Лествица. Страница списка 1334 г.

Речь, конечно, не о простом покорстве тела душе. Такое подчинение низшей антропологической компоненты высшей является общим местом для любой религиозной и религиозно-философской традиции. Понятно, что наше телесное, а точнее сказать чувственное, начало подчинено внешней для человеческой субъектности «логике», иному закону, а потому неизбежно вступает с ней в конфликт. Пока тело не покорено, пока порядок не наведен, пока не установлена минимальная дисциплина, невозможна нормальная жизнь, невозможно творчество, невозможно развитие. Проблема такой до-, вне- и постхристианской аскетики в том, что она ситуативна, она вовсе не предполагает, что тело будет вместе с душой всегда. В неоплатонизме есть учение об эфирном теле, оседлав которое, ум сможет вознестись в умопостигаемую область. Стоицизм, аристотелизм, банальный атеизм, в общем, любое учение за пределами библейской логики отрицает постоянный, вечный союз души и тела. Душа или умрет вместе с телом, или будет существовать автономно.

Удивительное дело, но и бессмертие души, и полное уничтожение человеческого существа могут быть предпосылками для имморализма.

Если со вторым все понятно (умер человек, и ладно), то как же с бессмертием души? Если она живет вечно, странствуя между мирами или между телами, а тело смертно (без перспективы воскресения), какое отношение к посмертному состоянию души имеют грехи, совершенные в теле?

Если покойный был пьяницей, то алкоголь он потреблял ртом, тянулся к алкоголю благодаря набору чувств и зависимости, сформировавшейся где-то там в мозговых глубинах (тоже телесных). Любой грех — от зарождения до осуществления — был возможен только потому, что существовали телесные инструменты — нейроны, мышечные ткани, кости. Где же сам грешник? Где субъект, дух, душа? Выходит, они непричастны к греху… Именно поэтому грешник интуитивно тянется к спиритуализму, к любой форме представления о том, что после смерти будет жить только душа. Можно сказать, что это интуитивный страх наказания, а можно сказать, — интуитивная тяга к чистоте.

Для христианства же взаимоотношения души и тела важны только в перспективе воскресения, в перспективе того, что человек будет восстановлен как существо двуединое. А это значит, что аскетика — не подготовка к смерти (христианские аскеты, конечно, воспроизводили эту максиму, заимствованную у языческих философов, но на ней не останавливались), а подготовка к воскресению. И цель ее — не просто подчинение тела душе, а некое согласное действие обоих частей человеческого состава.

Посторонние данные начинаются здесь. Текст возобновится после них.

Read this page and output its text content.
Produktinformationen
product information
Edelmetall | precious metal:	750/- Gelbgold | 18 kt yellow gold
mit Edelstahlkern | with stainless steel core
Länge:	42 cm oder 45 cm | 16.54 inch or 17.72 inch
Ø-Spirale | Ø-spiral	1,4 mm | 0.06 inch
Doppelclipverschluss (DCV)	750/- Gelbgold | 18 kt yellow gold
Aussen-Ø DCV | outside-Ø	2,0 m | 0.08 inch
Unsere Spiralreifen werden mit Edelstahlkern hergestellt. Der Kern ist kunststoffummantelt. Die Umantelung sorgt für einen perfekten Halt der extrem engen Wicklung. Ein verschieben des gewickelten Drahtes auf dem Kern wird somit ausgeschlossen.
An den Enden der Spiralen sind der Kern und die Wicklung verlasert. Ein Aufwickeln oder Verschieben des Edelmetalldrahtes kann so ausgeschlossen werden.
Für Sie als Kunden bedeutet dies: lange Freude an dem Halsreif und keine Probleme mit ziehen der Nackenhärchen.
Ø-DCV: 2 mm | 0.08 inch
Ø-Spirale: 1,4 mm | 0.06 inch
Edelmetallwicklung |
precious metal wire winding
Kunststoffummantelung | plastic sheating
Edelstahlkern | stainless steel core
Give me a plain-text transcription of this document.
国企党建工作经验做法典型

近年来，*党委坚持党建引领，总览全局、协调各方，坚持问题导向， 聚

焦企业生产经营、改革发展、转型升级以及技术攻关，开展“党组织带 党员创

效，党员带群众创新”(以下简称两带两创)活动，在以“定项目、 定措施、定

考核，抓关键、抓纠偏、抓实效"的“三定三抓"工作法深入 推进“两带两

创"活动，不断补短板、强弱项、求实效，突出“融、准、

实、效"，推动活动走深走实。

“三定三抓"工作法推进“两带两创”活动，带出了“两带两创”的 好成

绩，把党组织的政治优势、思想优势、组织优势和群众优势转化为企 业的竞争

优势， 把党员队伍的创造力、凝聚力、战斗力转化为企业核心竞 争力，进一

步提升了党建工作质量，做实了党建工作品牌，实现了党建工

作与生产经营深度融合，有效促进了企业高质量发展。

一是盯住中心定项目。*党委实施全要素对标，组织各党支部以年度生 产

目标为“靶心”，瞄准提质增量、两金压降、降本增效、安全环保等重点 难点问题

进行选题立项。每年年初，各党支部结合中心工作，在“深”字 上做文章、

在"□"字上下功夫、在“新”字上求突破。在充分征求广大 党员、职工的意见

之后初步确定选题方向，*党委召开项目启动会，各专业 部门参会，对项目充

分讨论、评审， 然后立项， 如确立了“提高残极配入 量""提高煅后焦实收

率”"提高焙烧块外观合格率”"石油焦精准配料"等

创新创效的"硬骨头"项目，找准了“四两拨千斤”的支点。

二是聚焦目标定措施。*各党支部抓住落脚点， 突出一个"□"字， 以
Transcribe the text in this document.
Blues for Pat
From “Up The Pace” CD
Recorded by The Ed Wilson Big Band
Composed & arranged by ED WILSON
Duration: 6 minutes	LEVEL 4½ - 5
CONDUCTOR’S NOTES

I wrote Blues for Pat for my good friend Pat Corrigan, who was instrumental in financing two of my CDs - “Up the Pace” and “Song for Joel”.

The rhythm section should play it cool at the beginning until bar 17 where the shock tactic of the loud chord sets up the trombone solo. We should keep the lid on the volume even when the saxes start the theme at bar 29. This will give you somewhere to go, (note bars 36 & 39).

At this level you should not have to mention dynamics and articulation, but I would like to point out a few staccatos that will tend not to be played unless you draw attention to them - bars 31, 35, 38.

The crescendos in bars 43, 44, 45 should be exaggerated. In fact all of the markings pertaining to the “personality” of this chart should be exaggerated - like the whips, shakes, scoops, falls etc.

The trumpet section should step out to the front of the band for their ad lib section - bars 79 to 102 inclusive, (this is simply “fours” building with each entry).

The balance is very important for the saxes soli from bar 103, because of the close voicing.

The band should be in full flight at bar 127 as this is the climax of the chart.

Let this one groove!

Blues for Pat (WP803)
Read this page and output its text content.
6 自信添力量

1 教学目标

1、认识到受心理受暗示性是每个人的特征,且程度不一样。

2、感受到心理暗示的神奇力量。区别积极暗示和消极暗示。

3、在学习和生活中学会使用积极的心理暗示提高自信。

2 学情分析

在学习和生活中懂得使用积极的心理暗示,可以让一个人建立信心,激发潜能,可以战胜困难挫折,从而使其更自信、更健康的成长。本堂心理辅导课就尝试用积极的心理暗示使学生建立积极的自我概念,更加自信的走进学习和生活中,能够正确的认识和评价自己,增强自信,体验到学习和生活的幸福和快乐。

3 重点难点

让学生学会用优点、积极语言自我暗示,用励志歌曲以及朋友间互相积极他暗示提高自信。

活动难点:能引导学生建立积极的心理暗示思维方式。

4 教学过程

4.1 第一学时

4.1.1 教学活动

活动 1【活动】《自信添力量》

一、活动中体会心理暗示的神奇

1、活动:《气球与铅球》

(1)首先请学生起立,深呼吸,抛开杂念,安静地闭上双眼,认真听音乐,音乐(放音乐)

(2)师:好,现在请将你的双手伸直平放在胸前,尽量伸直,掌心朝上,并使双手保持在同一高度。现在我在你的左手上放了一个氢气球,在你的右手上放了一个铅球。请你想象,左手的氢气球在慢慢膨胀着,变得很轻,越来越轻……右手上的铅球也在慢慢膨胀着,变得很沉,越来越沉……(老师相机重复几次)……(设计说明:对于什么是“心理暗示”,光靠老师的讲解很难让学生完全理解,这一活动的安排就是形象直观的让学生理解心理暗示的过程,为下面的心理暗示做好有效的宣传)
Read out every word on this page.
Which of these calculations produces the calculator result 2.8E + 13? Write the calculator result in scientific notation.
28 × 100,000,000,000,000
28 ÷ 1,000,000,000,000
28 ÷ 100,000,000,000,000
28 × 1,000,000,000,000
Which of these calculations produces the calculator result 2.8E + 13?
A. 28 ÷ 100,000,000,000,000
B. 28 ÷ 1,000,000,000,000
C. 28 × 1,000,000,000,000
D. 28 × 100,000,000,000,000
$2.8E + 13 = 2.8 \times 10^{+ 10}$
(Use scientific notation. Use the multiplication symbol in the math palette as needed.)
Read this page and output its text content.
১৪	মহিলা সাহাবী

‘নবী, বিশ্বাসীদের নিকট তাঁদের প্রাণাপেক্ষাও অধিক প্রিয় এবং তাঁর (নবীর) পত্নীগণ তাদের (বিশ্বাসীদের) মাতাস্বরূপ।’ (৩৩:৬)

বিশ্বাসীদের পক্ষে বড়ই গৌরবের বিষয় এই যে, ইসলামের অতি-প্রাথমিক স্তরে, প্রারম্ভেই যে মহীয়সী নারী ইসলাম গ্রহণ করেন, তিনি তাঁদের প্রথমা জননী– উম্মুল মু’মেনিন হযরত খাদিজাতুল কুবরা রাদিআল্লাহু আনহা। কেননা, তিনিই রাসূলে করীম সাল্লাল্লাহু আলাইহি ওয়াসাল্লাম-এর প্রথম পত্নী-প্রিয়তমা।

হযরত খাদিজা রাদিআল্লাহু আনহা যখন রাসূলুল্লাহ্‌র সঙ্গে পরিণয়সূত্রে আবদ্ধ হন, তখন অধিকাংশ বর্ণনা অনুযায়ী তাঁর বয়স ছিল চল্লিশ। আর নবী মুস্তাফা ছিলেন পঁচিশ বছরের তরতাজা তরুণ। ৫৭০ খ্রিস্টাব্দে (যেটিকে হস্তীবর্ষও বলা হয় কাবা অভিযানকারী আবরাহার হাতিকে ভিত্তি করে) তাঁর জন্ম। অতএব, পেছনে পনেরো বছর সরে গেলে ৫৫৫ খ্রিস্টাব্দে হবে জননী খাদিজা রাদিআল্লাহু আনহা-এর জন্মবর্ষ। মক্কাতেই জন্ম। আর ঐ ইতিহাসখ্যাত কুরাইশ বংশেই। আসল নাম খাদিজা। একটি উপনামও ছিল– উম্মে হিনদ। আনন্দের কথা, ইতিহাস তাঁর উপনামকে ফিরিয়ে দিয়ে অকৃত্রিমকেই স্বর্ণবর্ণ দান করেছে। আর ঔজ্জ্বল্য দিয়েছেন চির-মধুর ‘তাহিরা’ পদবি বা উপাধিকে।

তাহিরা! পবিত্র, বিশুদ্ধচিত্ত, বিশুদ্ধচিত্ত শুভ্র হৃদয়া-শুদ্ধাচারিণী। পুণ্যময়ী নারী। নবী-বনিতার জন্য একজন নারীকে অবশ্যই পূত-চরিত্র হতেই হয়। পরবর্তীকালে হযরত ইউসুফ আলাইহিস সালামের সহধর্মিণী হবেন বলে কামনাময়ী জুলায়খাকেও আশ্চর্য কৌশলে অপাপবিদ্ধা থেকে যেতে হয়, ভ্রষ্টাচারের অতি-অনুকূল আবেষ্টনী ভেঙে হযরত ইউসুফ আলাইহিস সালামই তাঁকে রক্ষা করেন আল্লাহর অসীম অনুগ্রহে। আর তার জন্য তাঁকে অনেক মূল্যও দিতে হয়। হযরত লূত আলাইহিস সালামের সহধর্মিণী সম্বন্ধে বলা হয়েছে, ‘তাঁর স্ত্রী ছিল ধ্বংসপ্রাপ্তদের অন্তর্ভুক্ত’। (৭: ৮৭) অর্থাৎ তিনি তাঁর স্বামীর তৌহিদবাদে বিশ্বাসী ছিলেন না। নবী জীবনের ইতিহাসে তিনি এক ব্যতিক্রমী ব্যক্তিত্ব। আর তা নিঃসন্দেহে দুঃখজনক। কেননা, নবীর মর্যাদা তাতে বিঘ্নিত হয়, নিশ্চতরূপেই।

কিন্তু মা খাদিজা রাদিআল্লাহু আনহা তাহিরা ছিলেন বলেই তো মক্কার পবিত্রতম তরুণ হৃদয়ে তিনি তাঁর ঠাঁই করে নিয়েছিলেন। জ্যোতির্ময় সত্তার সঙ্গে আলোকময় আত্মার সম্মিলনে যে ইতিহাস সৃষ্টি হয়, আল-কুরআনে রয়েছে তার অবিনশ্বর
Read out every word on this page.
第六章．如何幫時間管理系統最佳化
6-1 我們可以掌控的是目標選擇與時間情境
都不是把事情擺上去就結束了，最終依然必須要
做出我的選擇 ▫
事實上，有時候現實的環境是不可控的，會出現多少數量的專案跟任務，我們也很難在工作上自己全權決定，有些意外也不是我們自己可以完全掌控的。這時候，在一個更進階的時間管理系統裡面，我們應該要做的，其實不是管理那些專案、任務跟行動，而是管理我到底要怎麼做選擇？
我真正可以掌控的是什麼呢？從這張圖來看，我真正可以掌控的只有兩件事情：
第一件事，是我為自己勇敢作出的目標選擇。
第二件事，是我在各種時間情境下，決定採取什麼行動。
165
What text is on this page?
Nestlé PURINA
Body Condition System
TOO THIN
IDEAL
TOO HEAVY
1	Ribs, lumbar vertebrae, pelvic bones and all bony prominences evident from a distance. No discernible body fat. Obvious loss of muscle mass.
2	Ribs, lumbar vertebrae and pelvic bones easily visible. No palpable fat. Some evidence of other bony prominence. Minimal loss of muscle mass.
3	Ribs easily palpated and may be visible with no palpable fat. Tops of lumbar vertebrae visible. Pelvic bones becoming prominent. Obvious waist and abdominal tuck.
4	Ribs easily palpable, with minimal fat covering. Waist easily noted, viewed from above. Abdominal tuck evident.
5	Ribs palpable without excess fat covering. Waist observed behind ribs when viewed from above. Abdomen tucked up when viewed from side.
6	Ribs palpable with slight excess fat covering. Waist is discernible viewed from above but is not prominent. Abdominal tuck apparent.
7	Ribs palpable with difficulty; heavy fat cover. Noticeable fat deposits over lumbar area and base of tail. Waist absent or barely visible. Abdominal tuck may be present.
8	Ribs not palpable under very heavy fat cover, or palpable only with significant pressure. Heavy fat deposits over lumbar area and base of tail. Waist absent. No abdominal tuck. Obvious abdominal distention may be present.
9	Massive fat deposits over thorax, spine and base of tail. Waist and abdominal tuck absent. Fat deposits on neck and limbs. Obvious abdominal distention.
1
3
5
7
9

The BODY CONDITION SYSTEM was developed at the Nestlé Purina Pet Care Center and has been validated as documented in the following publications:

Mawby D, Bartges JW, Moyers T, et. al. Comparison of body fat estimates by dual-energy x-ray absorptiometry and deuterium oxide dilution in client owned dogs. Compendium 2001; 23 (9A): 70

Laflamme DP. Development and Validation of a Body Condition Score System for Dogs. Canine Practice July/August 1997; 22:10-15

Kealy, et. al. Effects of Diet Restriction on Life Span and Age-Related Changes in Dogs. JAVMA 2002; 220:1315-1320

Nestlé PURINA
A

Христос Яннарас приходит к выводу (не очень оригинальному, зато правильному), что человек — это не душа и не тело, это нечто, превышающее и то, и другое. То, что делает невозможным и неестественным автономное бытие души и является заложенной в самой природе человека предпосылкой для воскресения. По мнению Яннараса, тело — как бы символ этого единства, то, через что мы это единство ощущаем и познаем.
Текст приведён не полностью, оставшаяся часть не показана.